Things to do, Places to go in Hanoi
- Old Quarter - this is old Hanoi where family-owned business flourished with its specialty trade. The streets are narrow and busy. Nowadays, it's the center for backpackers visiting Hanoi
- lakes - Hanoi is littered with many big lakes, some of them have numerous pagodas along its bank. West Lake is the largest with an 18km circumference, ideal for joggers, hobby fishing and just finding quiet time
- Tran Quoc Pagoda - the oldest Buddhist temple in Hanoi lying on its peninsula by West Lake
- Ho Chi Minh's Mausoleum - it's a massive marble structure housed inside an expansive park with manicured gardens
Vietnam FYI / Tips / Dos and Don'ts
- Hanoi Grapevine HCMC Update - for the latest events in Vietnam
- Vietnam establishments will not accept US dollars, unlike Cambodia. You have to use Vietnam Dong (US$1 = Vietnam Dong VND 23,255 = Php 53.20 as of Aug 1, 2016)
- Vietnamese smokers will smoke in air-conditioned establishments, air-conditioned buses packed with people including women, children and babies. They also smoke inside hospitals with no smoking signs.
- Vietnam ranks almost the same as Thailand and Cambodia for cheap price. Laos, Myanmar and Malaysia cost more
- internet speed is generally fast and reliable but during important events like Tet holiday, election, etc., it slows down
- Vietnamese generally do not speak or understand much English. It will be a challenge.
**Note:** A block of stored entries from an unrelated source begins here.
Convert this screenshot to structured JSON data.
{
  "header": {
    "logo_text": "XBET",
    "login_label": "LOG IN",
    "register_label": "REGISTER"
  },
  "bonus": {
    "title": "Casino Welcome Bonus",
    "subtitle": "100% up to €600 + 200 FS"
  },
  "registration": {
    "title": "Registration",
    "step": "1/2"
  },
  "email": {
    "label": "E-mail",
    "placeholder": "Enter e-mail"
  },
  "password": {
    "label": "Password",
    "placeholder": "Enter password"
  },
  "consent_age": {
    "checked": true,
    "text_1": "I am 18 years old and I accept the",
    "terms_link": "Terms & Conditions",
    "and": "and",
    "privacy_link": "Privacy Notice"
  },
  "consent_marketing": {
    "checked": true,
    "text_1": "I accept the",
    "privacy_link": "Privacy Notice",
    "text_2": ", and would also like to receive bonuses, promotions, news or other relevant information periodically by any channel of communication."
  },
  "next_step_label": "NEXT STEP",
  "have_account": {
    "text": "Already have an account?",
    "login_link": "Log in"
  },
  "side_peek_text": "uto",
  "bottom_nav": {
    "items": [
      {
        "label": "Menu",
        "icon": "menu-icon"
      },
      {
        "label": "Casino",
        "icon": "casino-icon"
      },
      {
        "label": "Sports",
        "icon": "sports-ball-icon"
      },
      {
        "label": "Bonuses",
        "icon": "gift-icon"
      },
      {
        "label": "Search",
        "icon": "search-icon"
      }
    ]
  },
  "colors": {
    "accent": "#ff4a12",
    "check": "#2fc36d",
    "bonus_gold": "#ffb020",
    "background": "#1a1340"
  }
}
- best to dress appropriately, not revealing too much skin (Saigon is an exception - the ladies there set the trend in very short shorts)
- remove your shoes when entering a home or place of worship
- ask first before taking someone's picture. If they say no, don't persist or offer money
- best to carry your hotel's business card with you when going out. You can just show it to the cab driver or XeOm driver if they don't understand English
- leave your valuables, passport, travel tickets, etc. with the hotel's safety deposit box
- when lying down, don't point your feet or the soles of your shoes to anyone or to a family altar
- carry only enough cash for your needs that day
- don't lose your temper in public - Vietnamese people are warm, generous and polite. They look down on people who lose their composure
- don't take pictures of military installations - you can go to jail
- refrain from taking videos of minority people until permitted to do so
Lesser-Known Vietnam Destinations
- Phu Yen Province - by the beach
- Hoa Binh Lake - locals' alternative to Halong Bay
- Ninh Binh - Trang An Grottoes, Tam Coc, Mua Caves, Bai Dinh Pagoda, Van Long Nature Reserve
General Travel Tips
- avoiding scams - as a general rule, I ignore the touts or anyone I don't know who call out to me. The calling comes in many forms - "Hi! Where are you from?", "Excuse me! Excuse me!", "Where are you going?". I don't look them in the eye and I remain non-verbal with them. If you reply to them, you just gave them an 'in' to hound you. In order not to look rude, I smile and wave the 'not interested' hand to them, without looking at them.
- power bank - hand-carry your power bank. Do not check it in. You can be called in when you are already inside the plane to go all the way to the loading dock so you can personally remove the power bank...and chances are, you'll have to surrender it to them. And you might delay the plane departure!